Extra care will be needed even in seemingly ordinary situations where, for example, a husband is calling for a prescription renewal for his wife and requests a voicemail message indicating when the prescription is ready for pickup. As long as the spouse has authorized the release of treatment information concerning her current illness, there is no problem.

The guidelines, however, could become a little sticky for some physician or clinical offices that have regular non-patient visitors, such as pharmaceutical sales representatives. For example, the staff will have to ensure that the salesperson cannot see or hear information about patients. Occasionally, staff may complete patient charts and files in open-access areas such as lunch rooms or doctors leave their office doors ajar while dictating patient information. Even front-room receptionists who normally talk with patients about how they are doing within earshot of the waiting room will have to exercise much greater discretion than what they had been accustomed to do.

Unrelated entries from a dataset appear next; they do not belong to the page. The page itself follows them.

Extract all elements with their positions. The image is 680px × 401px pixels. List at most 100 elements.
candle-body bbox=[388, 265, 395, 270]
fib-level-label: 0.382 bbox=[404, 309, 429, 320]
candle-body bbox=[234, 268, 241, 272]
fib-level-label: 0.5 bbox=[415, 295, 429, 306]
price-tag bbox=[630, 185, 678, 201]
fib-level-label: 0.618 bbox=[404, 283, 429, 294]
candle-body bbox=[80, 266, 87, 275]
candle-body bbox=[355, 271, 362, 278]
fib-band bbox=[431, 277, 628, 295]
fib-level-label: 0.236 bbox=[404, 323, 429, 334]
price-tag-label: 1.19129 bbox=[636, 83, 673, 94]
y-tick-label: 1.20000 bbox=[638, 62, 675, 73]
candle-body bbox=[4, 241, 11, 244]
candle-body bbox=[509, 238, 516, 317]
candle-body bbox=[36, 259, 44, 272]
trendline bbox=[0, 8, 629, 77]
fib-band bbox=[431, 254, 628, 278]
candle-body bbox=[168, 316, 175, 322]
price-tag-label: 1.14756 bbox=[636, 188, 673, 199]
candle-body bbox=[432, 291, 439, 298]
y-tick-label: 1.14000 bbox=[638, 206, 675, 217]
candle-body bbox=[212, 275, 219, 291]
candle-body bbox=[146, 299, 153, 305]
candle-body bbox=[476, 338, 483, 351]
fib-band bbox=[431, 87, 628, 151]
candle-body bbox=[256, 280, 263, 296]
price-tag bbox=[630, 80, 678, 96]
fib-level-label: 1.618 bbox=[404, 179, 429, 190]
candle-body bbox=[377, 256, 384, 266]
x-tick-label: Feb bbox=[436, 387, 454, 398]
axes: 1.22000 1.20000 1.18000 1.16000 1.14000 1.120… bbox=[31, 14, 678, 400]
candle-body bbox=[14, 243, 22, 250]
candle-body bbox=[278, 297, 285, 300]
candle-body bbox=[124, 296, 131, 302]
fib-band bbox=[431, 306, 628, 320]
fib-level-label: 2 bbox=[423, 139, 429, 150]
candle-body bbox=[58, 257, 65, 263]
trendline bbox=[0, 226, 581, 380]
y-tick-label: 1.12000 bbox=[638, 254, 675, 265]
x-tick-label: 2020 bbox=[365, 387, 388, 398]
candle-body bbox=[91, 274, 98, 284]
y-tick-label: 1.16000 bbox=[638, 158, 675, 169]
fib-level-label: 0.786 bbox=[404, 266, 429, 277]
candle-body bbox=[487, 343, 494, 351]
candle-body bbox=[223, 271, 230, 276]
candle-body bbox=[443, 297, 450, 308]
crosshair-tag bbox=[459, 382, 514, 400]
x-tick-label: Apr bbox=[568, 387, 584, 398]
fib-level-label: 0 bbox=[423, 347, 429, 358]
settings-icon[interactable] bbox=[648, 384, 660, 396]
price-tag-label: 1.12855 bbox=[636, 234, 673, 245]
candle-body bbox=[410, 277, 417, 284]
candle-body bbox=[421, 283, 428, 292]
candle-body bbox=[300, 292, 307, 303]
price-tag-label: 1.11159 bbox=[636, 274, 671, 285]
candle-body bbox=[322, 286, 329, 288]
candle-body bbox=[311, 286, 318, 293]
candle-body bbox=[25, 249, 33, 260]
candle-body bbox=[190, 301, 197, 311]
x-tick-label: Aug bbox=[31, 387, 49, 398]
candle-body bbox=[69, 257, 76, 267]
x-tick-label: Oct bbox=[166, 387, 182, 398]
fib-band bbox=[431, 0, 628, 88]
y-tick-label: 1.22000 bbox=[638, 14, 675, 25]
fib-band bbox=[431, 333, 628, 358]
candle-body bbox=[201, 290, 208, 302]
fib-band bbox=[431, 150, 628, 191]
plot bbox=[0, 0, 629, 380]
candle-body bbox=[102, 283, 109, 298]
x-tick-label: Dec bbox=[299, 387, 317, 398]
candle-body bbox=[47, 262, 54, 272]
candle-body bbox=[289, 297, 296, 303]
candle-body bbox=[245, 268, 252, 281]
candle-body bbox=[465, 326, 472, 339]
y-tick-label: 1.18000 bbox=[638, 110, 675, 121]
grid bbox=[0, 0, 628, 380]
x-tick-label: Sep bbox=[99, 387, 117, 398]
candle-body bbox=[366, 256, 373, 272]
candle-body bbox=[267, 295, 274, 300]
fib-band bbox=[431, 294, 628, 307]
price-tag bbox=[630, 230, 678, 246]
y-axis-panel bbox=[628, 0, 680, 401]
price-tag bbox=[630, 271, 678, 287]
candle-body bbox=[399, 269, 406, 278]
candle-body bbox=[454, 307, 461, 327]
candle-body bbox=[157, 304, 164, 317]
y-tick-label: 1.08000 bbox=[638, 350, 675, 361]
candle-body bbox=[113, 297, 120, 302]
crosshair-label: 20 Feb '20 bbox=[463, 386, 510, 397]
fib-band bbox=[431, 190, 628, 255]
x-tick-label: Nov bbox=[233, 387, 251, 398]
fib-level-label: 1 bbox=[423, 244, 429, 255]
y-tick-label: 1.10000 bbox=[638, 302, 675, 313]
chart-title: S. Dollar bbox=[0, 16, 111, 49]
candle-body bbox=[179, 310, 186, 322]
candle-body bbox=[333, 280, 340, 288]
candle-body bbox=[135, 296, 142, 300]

The penalties for violating the rules range from fines to jail terms. All patients will receive a brochure that describes in detail the privacy provisions as well as procedures to file complaints if they believe their confidentiality has been breached.

Fortunately, I have spared the reader the avalanche of acronyms that HIPAA has generated. Who will benefit most prominently from HIPAA? If the recent experience of Y2K is any indication, attorneys and consultants should make out quite handsomely, thank you.

 

 

--Les Roka is an assistant professor of journalism at USU and formerly an information officer for hospitals in Ohio.